Methods: Adults with DS (n = 33) and parents of those with DS (n = 557), completed an anonymous survey online. The function of the survey was to collect information on: SLT service provision; levels of satisfaction with services; and SLT supports required.
Results: Based on parent responses, only 44% of participants (n = 253) were offered public SLT services, in 2019. The mode waiting time was 1-2 years and the average number of sessions across the age groups, was 5 per year. There was a strong association between age and number of sessions. Individual therapy was the most common model of service. 40% of parents reported a 0 level of satisfaction. Seven key themes emerged from the qualitative support data. None of the participating adults received public SLT services in 2019.
Conclusion: Our aspiration for evidence-based SLT practice is far from being realised. The average number of sessions reported, does not in any way approximate the intervention intensity specified in evidence-based interventions. Our limited service, at all ages, has detrimental implications for people with DS and our negligible adult service is in breach of human rights. Targeted, strategic investment is needed to allow practice to be aligned with best evidence; to support and treat people with DS effectively; to allow them to reach their maximum potential; and to exercise their right to communicate.
- This study addresses two of the three pillars of evidence-based practice by
- profiling some key features of the 2019, public SLT service in Ireland, and referencing this against current best evidence;
- asking parents, and adults with DS what supports they need in relation to an adequate SLT service.
- 33 Adults with Down syndrome and 557 parents of people with Down syndrome responded to an online survey
- Parents reported that only 44% of participants were offered public SLT in 2019 and the average number of sessions across the age groups was 5 per year.
- Individual therapy was the most common model of service
- 40% of parents reported a 0 level of satisfaction with the service they received.
- Qualitative data on supports needed revealed seven key themes
- Our limited service, at all ages, has detrimental implications for people with Down syndrome and targeted, strategic investment is greatly needed to allow practice to be aligned with best evidence.
Down Syndrome CEN: Working to support children and adults who have Down syndrome
Rebecca Baxter, Down Syndrome CEN chair (LETS Go! UK, University College London)
The Royal College of Speech and Language Therapists (RCSLT) recognises and supports Clinical Excellence Networks (CENs) to share information and developments within specialist areas. The Down Syndrome CEN has relaunched this year with the following aims and plans for future projects, linking research and practice:
- Bridge the gap between research evidence and the knowledge of speech and language therapists working with children and adults who have Down syndrome.
- To provide informed, professional guidance around the role of the SLT, content and type of intervention as well as frequency.
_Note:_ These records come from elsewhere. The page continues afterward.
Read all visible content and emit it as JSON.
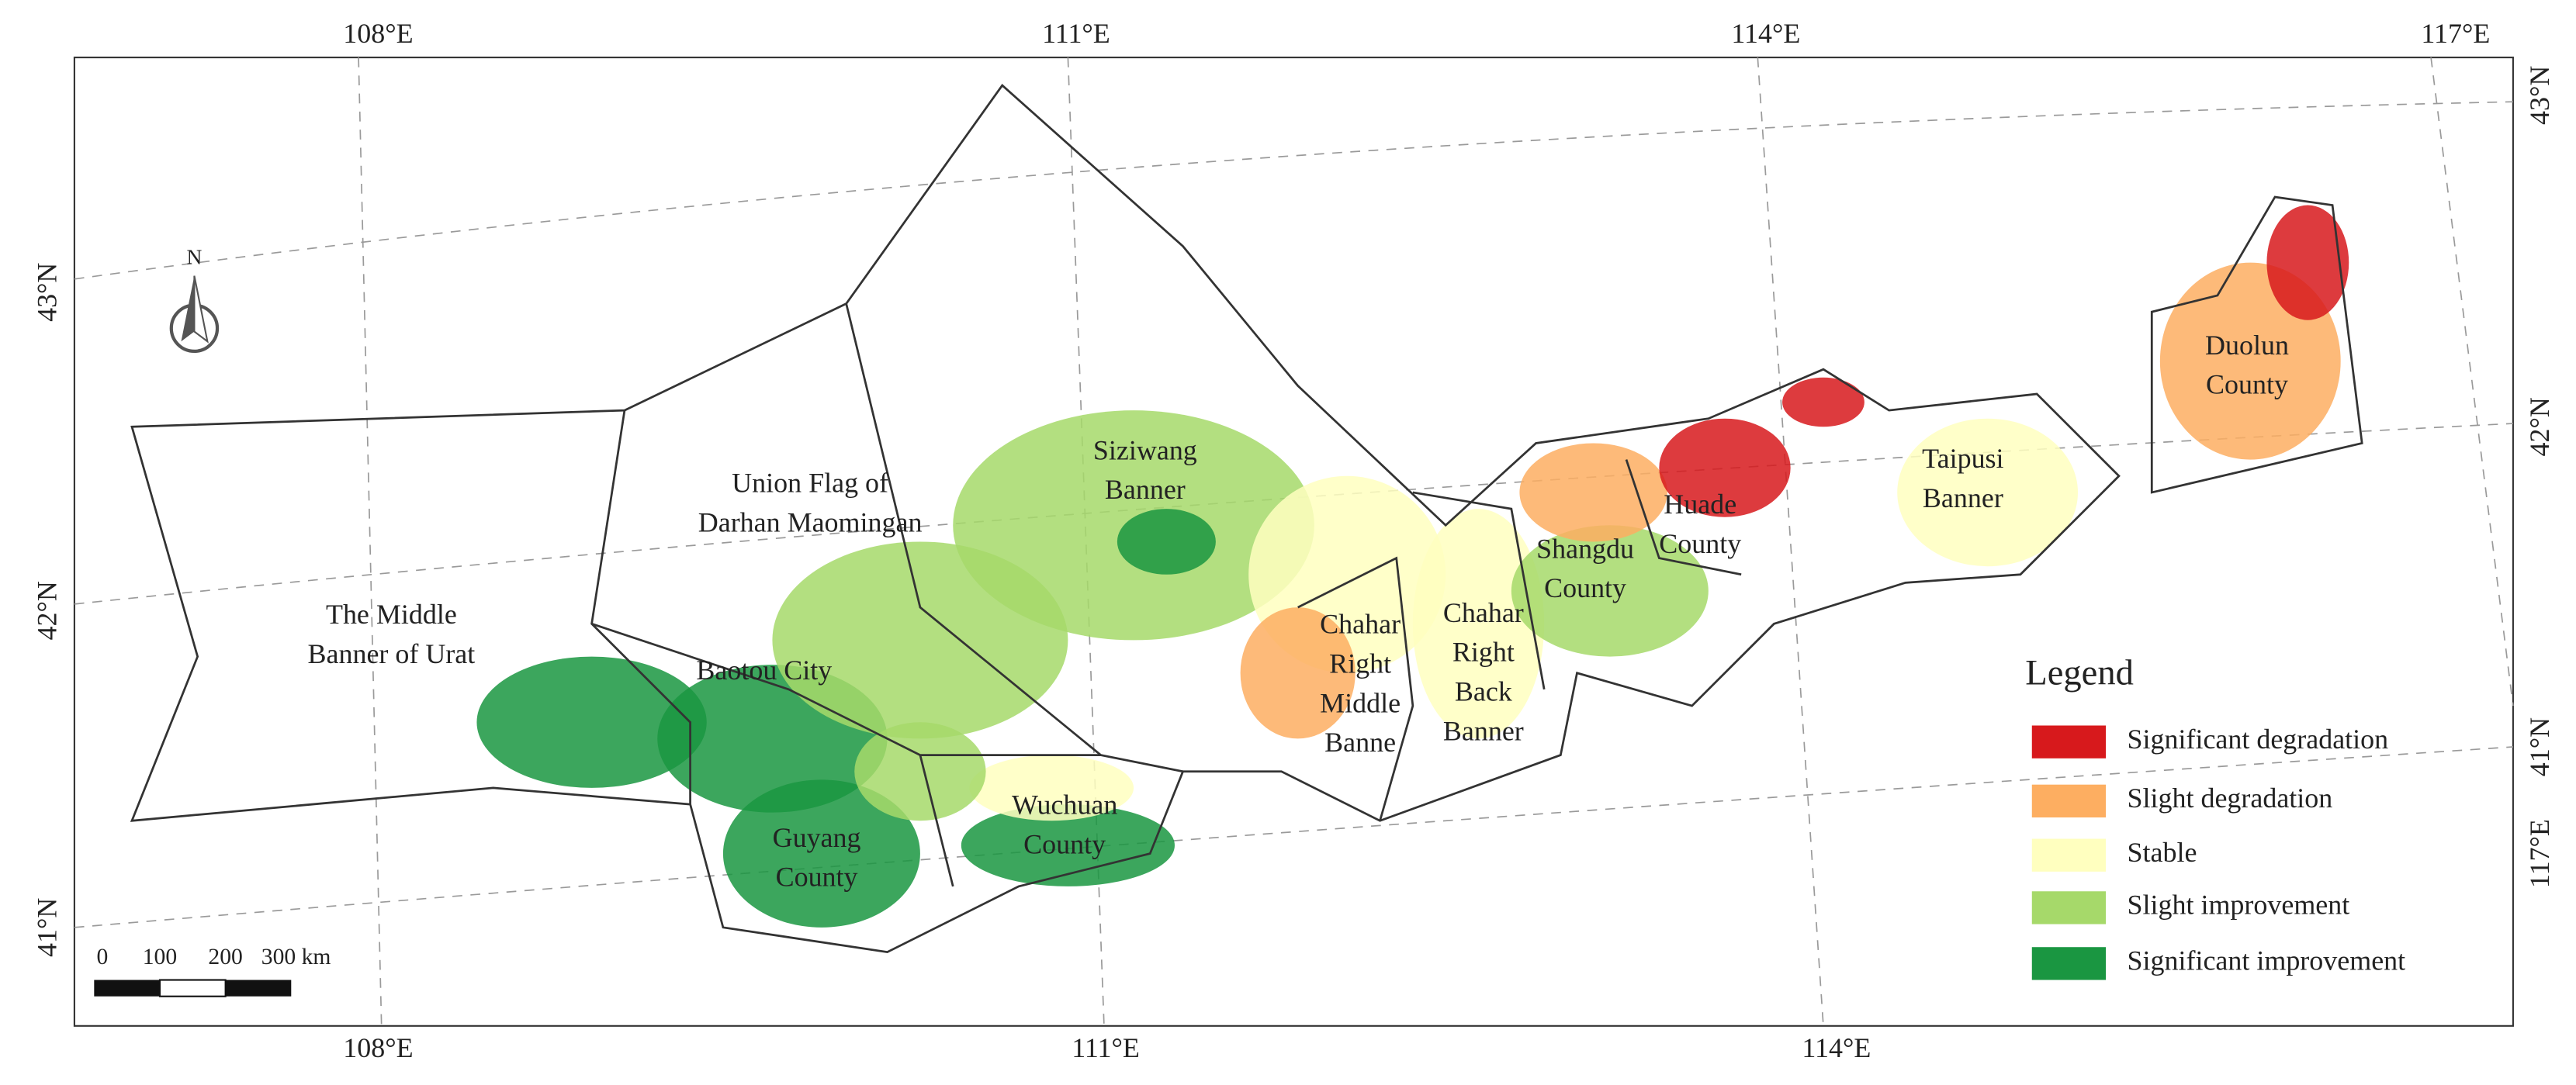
{
  "map": {
    "north_label": "N",
    "top_labels": [
      "108°E",
      "111°E",
      "114°E",
      "117°E"
    ],
    "bottom_labels": [
      "108°E",
      "111°E",
      "114°E"
    ],
    "left_labels": [
      "43°N",
      "42°N",
      "41°N"
    ],
    "right_labels": [
      "43°N",
      "42°N",
      "41°N",
      "117°E"
    ],
    "regions": [
      {
        "lines": [
          "The Middle",
          "Banner of Urat"
        ]
      },
      {
        "lines": [
          "Union Flag of",
          "Darhan Maomingan"
        ]
      },
      {
        "lines": [
          "Baotou City"
        ]
      },
      {
        "lines": [
          "Siziwang",
          "Banner"
        ]
      },
      {
        "lines": [
          "Guyang",
          "County"
        ]
      },
      {
        "lines": [
          "Wuchuan",
          "County"
        ]
      },
      {
        "lines": [
          "Chahar",
          "Right",
          "Middle",
          "Banne"
        ]
      },
      {
        "lines": [
          "Chahar",
          "Right",
          "Back",
          "Banner"
        ]
      },
      {
        "lines": [
          "Shangdu",
          "County"
        ]
      },
      {
        "lines": [
          "Huade",
          "County"
        ]
      },
      {
        "lines": [
          "Taipusi",
          "Banner"
        ]
      },
      {
        "lines": [
          "Duolun",
          "County"
        ]
      }
    ],
    "legend": {
      "title": "Legend",
      "items": [
        {
          "name": "Significant degradation",
          "color": "#d7191c"
        },
        {
          "name": "Slight degradation",
          "color": "#fdae61"
        },
        {
          "name": "Stable",
          "color": "#ffffbf"
        },
        {
          "name": "Slight improvement",
          "color": "#a6d96a"
        },
        {
          "name": "Significant improvement",
          "color": "#1a9641"
        }
      ]
    },
    "scale_labels": [
      "0",
      "100",
      "200",
      "300 km"
    ]
  }
}
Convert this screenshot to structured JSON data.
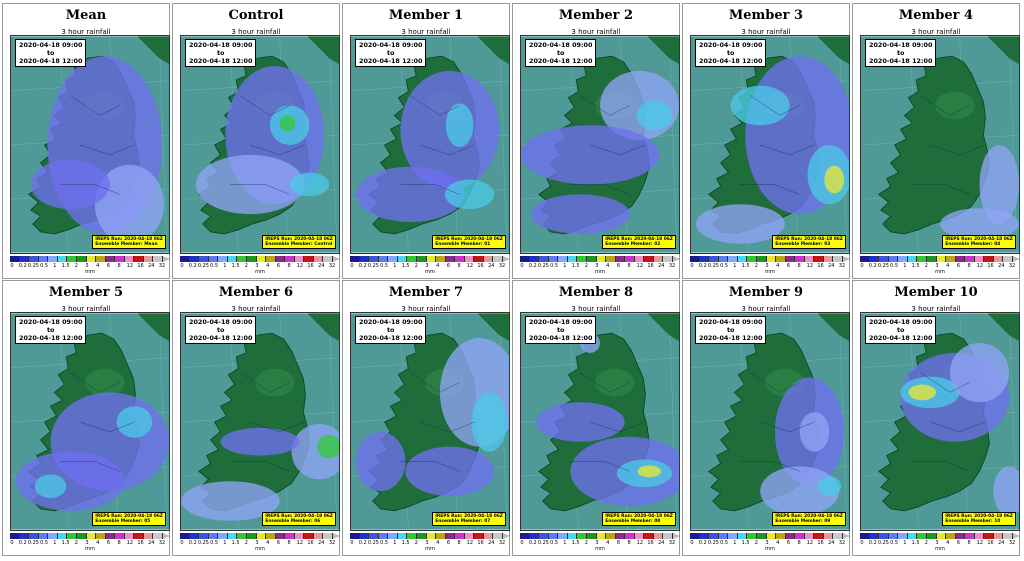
{
  "subtitle": "3 hour rainfall",
  "date_from": "2020-04-18 09:00",
  "date_to_word": "to",
  "date_to": "2020-04-18 12:00",
  "run_label": "IREPS Run: 2020-04-18 06Z",
  "unit": "mm",
  "legend_ticks": [
    "0",
    "0.2",
    "0.25",
    "0.5",
    "1",
    "1.5",
    "2",
    "3",
    "4",
    "6",
    "8",
    "12",
    "16",
    "24",
    "32"
  ],
  "legend_colors": [
    "#1a1a8c",
    "#2030c8",
    "#3a55e6",
    "#5b7cf2",
    "#86a8f8",
    "#48d8f0",
    "#2ec92e",
    "#1a9a1a",
    "#e8e830",
    "#b8a818",
    "#8a2a8a",
    "#d030d0",
    "#f08cc8",
    "#c01818",
    "#e89898",
    "#c8c8c8"
  ],
  "map_colors": {
    "sea": "#4f9a96",
    "land": "#1e6d3a",
    "land_light": "#2f8a4a",
    "blue": "#6f6ff0",
    "blue_light": "#8fa4f6",
    "cyan": "#4bc8e6",
    "green": "#35c63a",
    "yellow": "#e6e63a"
  },
  "panels": [
    {
      "title": "Mean",
      "member": "Mean"
    },
    {
      "title": "Control",
      "member": "Control"
    },
    {
      "title": "Member 1",
      "member": "01"
    },
    {
      "title": "Member 2",
      "member": "02"
    },
    {
      "title": "Member 3",
      "member": "03"
    },
    {
      "title": "Member 4",
      "member": "04"
    },
    {
      "title": "Member 5",
      "member": "05"
    },
    {
      "title": "Member 6",
      "member": "06"
    },
    {
      "title": "Member 7",
      "member": "07"
    },
    {
      "title": "Member 8",
      "member": "08"
    },
    {
      "title": "Member 9",
      "member": "09"
    },
    {
      "title": "Member 10",
      "member": "10"
    }
  ]
}
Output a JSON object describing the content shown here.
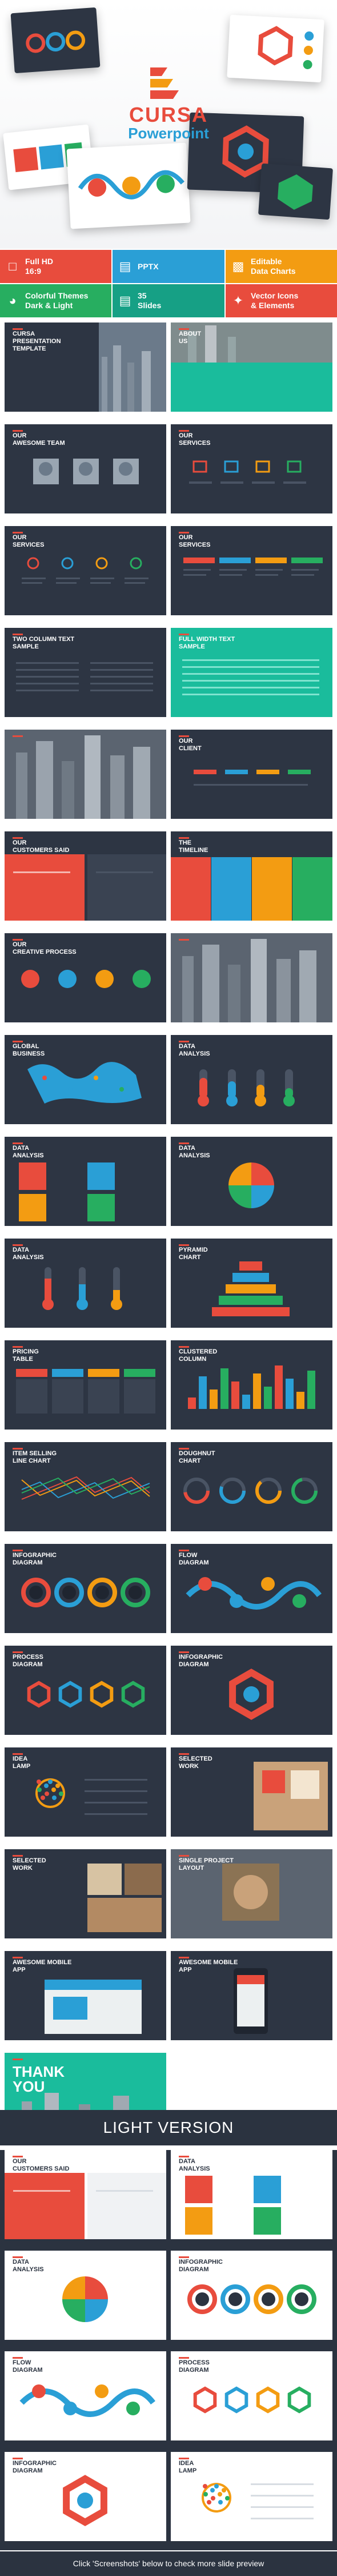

- Support and improve services for those who have Down syndrome through the provision of continual professional development and supervision/peer support for therapists.
- Participate in and evaluate research regarding speech, language, communication and feeding issues relating to people who have Down syndrome.
This short presentation provides an overview of the CEN and discusses the research possibilities within these services.